Colleges with modest endowments, in particular, acknowledge they must base some admission and scholarship decisions on students' ability to pay, especially in the current downturn.

"If students are going to need a huge amount of money, that's not a practical expense for us," said Michele Kosboth, director of student financial planning at Lasell College in Newton, which charges $23,000 in tuition. "We're not going to be able to help them as much as they need."

Morton Schapiro, president of Williams College in Williamstown and an economist who specializes in higher education finance, said there has "never been a better time to be a smart, rich kid. And at some schools, you don't have to be as smart as you did before. That's what happens in a recession."

Schapiro referred not to his own institution, a top-tier private school that meets the full financial need of its students, but to the vast majority of schools that must base admissions decisions - at least in part - on financial means.

He predicted that colleges would find ways to boost tuition revenue. Some will require students to borrow more money and pay more of their summer and work-study earnings, for example, and others will ask parents to contribute more.

More ominous for working- and middle-class students, many colleges will give more weight to families' ability to pay when making admissions decisions, educators say.

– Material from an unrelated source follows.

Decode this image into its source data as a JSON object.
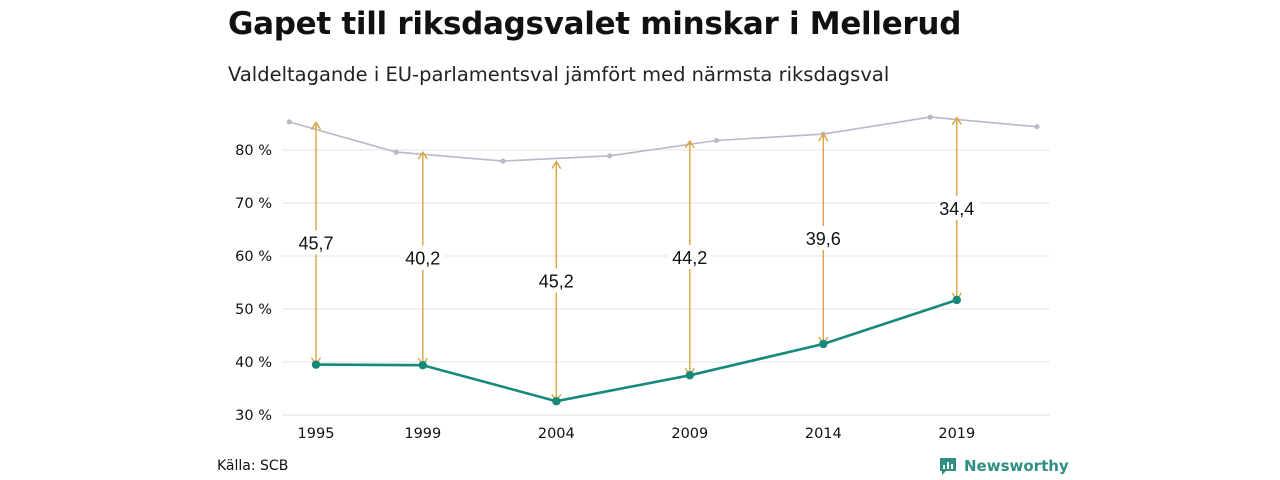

"They are going to turn the dial more in that direction," Schapiro said.

That step gives colleges, which have been forced to lay off workers, slash budgets, and delay construction, some badly needed financial flexibility and allows them to protect or expand financial aid.

Richard Doherty, president of the Association of Independent Colleges and Universities in Massachusetts, said that nearly all of the state's private colleges are maintaining or increasing financial aid, allowing some low-income students to pay the same at a private college that they would at a public school.

For example, Suffolk University is expanding a program that forgives loans for students who graduate, and many colleges, including Holy Cross, have created contingency funds to handle more aid requests.

Some, such as Newbury College in Boston, are marketing no-interest payment plans so families don't have to pay the full cost up front, and many are urging alumni to earmark donations toward student aid.

But a good portion of this aid goes to wealthier students who can pay more tuition, specialists say. Better-off students also tend to have higher standardized test scores, and therefore serve the dual purpose of boosting the college's reputation and its finances, critics of the practice say.

A survey by the National Association for College Admission Counseling released this fall found that 43 percent of college financial aid was distributed on factors other than financial need, such as academic achievement, athletic ability, and having a parental tie to the school.

"For every student that needs more financial aid because their parent lost their job, colleges need to admit someone who can pay the full amount," said Jack Maguire, a higher education consultant in Concord.

Colleges are apt to cherry-pick more affluent students off waitlists, Maguire and other specialists say, when they have a better sense of students' financial need vs. their own budgets.

"Colleges will reach the point where they've exhausted their financial aid," Maguire said. "At that point, they are disproportionately going to go with students with little or no need."

Some colleges are strategically offering well-to-do students partial scholarships in the hopes of outbidding the competition.

"We've lost some really top students to elite schools, and we realized we needed to boost merit awards," said Silvio Vazquez, vice president for enrollment at Gordon College, a 1,600-student liberal arts college in Wenham, where tuition is $26,132. "Whether you call it merit or need, it's all institutional aid."

Federal stimulus legislation provides provisions aimed at bringing college costs within reach, including educational tax credits and a hefty expansion of the federal Pell Grant program for low-income students.

Still, the college system hinges on students who can afford full tuition costs. Those payments enable schools to discount costs for lower- and middle-income students by as much as 40 percent, educators say.

At a college like Holy Cross, for example, which charges about $50,000 a year, that would mean a savings of $20,000 for some students on financial aid.

"Without these students, no one goes to college," Vellaccio said. "You need the paying customers."